IRCTC (Indian Railways) had setup packaged drinking water plant named Railneer at Palur.  Water bottles of Railneer (Palur) is sold in major railway stations and trains of southern railways.
It connects Industrial area of Oragadam - Sriperumbudur where MSME industries operate and Nissan, Royal Enfield, Apollo Tyers, etc.

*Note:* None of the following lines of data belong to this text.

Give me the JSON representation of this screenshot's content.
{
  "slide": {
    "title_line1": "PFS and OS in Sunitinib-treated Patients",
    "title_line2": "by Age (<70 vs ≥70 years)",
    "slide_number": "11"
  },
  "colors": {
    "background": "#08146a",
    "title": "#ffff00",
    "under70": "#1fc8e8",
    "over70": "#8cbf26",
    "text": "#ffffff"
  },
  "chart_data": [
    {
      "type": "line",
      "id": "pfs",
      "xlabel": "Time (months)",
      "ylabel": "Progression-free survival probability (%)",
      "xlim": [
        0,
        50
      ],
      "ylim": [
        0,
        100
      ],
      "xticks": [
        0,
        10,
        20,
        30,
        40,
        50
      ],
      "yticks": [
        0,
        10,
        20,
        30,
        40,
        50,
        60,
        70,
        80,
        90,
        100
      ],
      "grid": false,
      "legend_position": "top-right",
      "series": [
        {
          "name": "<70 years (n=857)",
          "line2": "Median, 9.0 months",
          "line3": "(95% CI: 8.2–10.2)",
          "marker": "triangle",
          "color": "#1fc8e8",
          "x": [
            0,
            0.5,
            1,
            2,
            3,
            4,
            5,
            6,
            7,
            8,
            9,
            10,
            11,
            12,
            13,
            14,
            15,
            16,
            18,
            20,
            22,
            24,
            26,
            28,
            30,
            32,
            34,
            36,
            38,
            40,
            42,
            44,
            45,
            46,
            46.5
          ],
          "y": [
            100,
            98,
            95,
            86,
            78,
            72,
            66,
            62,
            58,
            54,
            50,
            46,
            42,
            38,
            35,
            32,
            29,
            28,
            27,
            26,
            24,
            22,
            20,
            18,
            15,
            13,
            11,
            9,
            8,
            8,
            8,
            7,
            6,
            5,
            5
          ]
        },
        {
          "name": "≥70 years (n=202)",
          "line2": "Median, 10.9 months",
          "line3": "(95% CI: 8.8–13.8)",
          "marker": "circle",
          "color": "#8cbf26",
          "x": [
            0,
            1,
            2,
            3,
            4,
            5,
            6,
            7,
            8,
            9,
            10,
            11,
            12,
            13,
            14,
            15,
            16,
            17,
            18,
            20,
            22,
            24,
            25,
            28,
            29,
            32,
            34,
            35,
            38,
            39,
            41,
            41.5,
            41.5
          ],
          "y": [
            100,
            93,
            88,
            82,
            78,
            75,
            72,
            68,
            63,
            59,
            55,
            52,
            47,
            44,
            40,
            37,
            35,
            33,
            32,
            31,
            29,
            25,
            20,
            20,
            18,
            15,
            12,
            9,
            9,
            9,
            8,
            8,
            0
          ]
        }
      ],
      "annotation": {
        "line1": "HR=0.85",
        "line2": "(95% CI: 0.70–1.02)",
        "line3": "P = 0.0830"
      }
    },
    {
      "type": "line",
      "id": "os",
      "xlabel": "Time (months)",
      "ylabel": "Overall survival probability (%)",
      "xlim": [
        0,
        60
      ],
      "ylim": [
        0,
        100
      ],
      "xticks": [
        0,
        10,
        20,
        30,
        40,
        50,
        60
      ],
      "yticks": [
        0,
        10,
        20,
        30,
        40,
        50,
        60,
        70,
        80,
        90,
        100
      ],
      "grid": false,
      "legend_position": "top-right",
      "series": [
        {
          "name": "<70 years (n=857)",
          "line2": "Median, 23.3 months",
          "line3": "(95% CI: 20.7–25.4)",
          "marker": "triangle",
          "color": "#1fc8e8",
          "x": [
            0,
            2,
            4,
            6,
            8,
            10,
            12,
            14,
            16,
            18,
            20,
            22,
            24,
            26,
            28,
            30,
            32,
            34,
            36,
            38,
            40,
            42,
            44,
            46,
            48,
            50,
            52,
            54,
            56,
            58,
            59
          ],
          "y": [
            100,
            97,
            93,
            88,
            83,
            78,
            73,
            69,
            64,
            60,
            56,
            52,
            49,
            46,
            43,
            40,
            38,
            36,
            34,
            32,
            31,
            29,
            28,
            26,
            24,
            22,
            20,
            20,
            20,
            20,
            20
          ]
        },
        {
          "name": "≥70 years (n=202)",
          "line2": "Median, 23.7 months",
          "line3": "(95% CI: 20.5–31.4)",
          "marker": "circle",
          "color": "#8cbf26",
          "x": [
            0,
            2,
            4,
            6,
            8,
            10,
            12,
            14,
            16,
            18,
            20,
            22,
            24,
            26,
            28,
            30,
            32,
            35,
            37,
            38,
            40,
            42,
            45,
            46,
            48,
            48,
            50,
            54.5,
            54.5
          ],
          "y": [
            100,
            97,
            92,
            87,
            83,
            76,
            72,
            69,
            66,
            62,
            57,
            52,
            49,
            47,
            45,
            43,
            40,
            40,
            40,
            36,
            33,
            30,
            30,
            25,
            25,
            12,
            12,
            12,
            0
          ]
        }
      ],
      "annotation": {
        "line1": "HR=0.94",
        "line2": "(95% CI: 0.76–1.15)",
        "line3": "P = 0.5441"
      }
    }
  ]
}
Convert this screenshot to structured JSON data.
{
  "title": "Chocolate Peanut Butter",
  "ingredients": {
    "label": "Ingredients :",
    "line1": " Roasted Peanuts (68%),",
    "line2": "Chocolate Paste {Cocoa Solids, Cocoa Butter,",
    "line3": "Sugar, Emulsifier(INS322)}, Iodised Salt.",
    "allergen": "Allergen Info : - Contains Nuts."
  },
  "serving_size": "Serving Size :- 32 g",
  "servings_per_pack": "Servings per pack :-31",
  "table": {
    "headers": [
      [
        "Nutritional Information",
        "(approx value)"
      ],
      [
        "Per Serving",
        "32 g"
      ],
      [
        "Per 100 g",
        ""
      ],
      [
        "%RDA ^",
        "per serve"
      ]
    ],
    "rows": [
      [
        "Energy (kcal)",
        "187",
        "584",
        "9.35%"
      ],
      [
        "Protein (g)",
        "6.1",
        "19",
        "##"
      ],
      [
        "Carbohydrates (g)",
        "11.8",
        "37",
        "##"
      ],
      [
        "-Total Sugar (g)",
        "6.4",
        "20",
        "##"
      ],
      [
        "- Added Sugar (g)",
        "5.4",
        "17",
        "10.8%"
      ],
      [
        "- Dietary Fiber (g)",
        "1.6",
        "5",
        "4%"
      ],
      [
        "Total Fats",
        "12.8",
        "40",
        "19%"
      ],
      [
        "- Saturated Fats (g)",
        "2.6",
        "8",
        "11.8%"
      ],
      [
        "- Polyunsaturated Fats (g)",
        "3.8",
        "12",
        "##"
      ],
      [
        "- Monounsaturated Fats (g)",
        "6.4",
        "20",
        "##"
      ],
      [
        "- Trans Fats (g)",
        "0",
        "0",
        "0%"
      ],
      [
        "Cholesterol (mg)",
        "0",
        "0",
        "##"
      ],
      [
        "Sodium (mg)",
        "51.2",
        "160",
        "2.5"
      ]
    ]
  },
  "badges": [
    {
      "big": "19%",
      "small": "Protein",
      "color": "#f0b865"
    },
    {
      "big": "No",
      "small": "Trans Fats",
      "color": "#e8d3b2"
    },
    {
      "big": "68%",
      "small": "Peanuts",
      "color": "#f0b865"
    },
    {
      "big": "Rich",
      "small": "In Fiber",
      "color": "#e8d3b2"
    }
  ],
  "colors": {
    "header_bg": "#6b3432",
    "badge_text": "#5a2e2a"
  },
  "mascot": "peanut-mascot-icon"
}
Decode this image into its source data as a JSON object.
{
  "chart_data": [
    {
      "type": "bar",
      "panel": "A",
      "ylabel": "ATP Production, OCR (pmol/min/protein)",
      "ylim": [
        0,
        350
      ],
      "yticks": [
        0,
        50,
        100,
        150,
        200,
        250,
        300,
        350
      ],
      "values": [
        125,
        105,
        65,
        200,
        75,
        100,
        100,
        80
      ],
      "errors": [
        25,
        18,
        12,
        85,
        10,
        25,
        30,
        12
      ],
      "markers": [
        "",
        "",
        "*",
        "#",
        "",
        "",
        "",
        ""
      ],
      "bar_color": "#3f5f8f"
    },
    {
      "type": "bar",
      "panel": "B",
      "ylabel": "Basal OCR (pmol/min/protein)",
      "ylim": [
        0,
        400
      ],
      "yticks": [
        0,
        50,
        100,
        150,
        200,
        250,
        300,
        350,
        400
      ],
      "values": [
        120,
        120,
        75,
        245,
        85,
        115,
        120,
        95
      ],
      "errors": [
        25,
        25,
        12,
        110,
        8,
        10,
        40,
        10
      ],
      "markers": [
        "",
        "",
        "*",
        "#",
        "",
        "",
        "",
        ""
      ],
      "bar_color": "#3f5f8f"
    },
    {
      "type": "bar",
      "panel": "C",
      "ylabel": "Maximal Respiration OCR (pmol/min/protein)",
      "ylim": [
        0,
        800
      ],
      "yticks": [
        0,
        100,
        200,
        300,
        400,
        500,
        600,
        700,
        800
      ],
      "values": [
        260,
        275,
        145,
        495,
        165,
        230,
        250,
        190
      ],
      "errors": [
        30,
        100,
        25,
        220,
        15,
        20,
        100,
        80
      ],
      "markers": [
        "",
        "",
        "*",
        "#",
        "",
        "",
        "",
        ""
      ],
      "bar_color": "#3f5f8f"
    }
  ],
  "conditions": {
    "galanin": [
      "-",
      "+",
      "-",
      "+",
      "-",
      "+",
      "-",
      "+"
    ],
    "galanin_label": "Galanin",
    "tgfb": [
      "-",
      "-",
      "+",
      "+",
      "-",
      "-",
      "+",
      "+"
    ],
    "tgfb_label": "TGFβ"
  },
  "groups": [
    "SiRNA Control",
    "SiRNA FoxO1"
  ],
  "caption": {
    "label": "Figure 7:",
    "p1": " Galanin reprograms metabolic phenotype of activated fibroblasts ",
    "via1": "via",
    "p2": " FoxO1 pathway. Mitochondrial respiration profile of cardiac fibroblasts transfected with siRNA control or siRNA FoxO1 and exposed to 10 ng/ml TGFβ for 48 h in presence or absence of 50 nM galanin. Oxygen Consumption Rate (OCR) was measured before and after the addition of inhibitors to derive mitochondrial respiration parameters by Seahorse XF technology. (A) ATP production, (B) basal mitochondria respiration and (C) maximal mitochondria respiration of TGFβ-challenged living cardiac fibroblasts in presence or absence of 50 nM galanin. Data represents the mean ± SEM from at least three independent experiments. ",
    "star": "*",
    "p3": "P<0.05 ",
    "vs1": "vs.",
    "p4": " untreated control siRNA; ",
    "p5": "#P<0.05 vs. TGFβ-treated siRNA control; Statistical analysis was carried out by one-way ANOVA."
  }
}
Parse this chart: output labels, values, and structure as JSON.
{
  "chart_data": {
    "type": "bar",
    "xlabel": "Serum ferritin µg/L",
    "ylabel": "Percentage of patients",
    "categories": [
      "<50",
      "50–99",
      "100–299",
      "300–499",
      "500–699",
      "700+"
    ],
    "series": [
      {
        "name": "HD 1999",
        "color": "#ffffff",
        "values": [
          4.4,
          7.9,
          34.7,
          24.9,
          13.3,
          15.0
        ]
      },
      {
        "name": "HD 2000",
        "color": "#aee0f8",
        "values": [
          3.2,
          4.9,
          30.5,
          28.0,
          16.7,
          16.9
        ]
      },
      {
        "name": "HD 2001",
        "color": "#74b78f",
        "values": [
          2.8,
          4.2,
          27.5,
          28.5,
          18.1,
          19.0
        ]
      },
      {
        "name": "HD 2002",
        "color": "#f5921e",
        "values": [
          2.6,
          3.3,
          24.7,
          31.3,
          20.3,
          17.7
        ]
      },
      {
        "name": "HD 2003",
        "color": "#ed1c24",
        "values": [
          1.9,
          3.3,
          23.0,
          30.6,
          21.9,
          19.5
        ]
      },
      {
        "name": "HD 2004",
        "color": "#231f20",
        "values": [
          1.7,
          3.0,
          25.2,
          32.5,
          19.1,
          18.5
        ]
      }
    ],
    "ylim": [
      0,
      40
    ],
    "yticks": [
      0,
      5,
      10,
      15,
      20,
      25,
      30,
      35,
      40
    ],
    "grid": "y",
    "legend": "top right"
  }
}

Palur railway station code is "PALR".

Chengalpattu to Palur Train Schedule
CGL   PALR  Train No.  Train Name

08:20  08:32  156SR     Chengalpattu-Arakkonam passenger

08:35  08:57   BTL1      Chengalpattu–Tirumalpur EMU

18:15  18:31  196SR     Pondicherry–Tirupati passenger

19:20  19:35   BTL3      Chengalpattu–Tirumalpur EMU

20:20  20:30  152SR     Chengalpattu–Arakkonam passenger

20:45  21:07   BTL5      Chengalpattu–Tirumalpur EMU

Palur to Chengalpattu Train Schedule

PALR   CGL   Train No.  Train Name

05:55    06:15  TLB2         Tirumalpur–Chengalpattu EMU

06:51    07:15  151SR       Arakkonam–Chengalpattu Passenger

07:42    07:55  TLB4         Tirumalpur–Chengalpattu EMU

08:51    09:13  195SC       Tirupati–Pondicherry Passenger

10:50    11:10  TLB6         Tirumalpur–Chengalpattu

18:31    19:10  TLB6         Arakkonam-Chengalpattu Passenger

For updated train timings please refer http://www.srailway.com/sutt/cgl-tmpl-cgl.php

Indian Railway Catering and Tourism Corporation (IRCTC) is planning to set up its mineral water manufacturing plant (which is called as Rail Neer plant) at Palur.